Quad9 also provides DNSSEC validation on our primary resolvers. Better for you privacy :)
The TLS WG has a piece of work for how you shove the DNSSEC RRs into a TLS setup, so you can say "OK, I know DNSSEC but my resolver sucks, so, can you prove who you are with DNSSEC?" as an alternative to doing the Web PKI or some similar setup but with a private CA.
For example we saw this previously with OCSP in two ways: Firstly, any issuer working at scale does OCSP by pre-generating answers and shoving them into an ordinary CDN / reverse cache. The CA knows they issued cert X, and it was still good on Friday, they sign an OCSP response that says "I'm the issuer, cert X was still good as of today" dated Friday and they shove that into the cache. Now the CDN can deliver OCSP responses quickly and at scale without scattering OCSP signer keys all over the Internet. Clients can trust them because they're signed, even though the client talked to some CDN, not the issuer at all.
Secondly OCSP stapling. Instead of clients doing OCSP (and most often failing open since it's unreliable) let's have the server collect OCSP responses for its certificates periodically, and then "staple" the response to the certificate when delivering it. The OCSP signer and OCSP client never communicate at all, but since it's a signed message the client can trust that it's genuine.
ARP, and more generally any single-segment Ethernet network, is insecure, and it’s a problem. It’s just a very ingrained problem that’s unlikely to get fixed any time soon.
> The modern Internet was designed with the assumption that the DNS is insecure.
SPF and such may well be designed under the assumption that DNS is insecure but, under that assumption, they too are insecure.
Um, he more or less did. Because he could have changes the A or CNAME records and gotten a DV certificate. And that certificate would have been legit, because bit.ly is genuinely subject to Libyan jurisdiction.
Sure, CT would have detected it. And any sane use of DANE (which might require an extension) would require CT plus DNSSEC. And, heck, DNSSEC would benefit greatly from a CT-like validation of domain signing keys.
None of this means that a failure to deploy DNSSEC is a good thing.
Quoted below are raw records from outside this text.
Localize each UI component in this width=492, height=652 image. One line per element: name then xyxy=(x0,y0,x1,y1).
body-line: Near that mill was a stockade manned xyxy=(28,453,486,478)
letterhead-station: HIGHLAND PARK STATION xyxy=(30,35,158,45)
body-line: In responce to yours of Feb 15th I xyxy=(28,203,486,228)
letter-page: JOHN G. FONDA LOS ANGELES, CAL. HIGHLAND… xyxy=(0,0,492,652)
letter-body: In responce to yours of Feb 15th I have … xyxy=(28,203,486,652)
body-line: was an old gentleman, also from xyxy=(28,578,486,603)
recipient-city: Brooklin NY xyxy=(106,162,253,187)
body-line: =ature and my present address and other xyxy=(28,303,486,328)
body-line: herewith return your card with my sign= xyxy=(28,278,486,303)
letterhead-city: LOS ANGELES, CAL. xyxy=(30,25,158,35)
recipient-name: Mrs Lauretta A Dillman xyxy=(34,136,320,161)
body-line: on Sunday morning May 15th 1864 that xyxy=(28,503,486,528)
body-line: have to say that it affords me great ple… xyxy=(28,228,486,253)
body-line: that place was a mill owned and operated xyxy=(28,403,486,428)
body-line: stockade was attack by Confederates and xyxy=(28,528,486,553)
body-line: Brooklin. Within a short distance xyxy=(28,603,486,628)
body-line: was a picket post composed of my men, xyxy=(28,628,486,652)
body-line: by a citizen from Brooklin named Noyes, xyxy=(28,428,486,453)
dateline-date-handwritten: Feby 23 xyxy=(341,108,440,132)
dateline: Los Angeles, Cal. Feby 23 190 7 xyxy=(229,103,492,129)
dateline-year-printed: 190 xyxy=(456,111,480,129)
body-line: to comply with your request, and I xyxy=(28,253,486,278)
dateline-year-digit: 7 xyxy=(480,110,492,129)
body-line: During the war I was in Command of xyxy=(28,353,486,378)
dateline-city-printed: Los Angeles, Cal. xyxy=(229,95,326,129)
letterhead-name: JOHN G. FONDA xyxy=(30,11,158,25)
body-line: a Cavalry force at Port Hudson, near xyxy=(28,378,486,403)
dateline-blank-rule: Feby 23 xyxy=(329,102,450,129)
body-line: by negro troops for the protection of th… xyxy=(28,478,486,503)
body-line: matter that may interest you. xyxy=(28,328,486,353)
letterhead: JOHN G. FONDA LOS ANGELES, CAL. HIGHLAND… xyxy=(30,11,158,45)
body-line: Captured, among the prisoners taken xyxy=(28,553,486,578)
The difference is, when a CA mis-issues, browsers can kill the CA, as they have done repeatedly in the last few years, to some of the biggest names in the business. You cannot do that do a TLD.
Edit: Libya could create a bitly-like service and serve it up at bit.ly right now. What exactly would stop them?
I'm not looking for perfect security or perfect anonymity. Is there nothing better that's available today than the status quo of plain old DNS?
P.S.: I read the related FAQ on sockpuppet.org.
Even with full deployment of eSNI, DNSSEC and DPRIVE it remains practical for an ISP on behalf of your government to track and block IP-level stuff.
It's more expensive than the DNS-level attacks such ISPs mostly use today, but it's entirely practical, governments might choose not to do it (or ISPs might insist on being paid, which forces a government to write a budget line item) because it costs so much, but that'd be the only reason.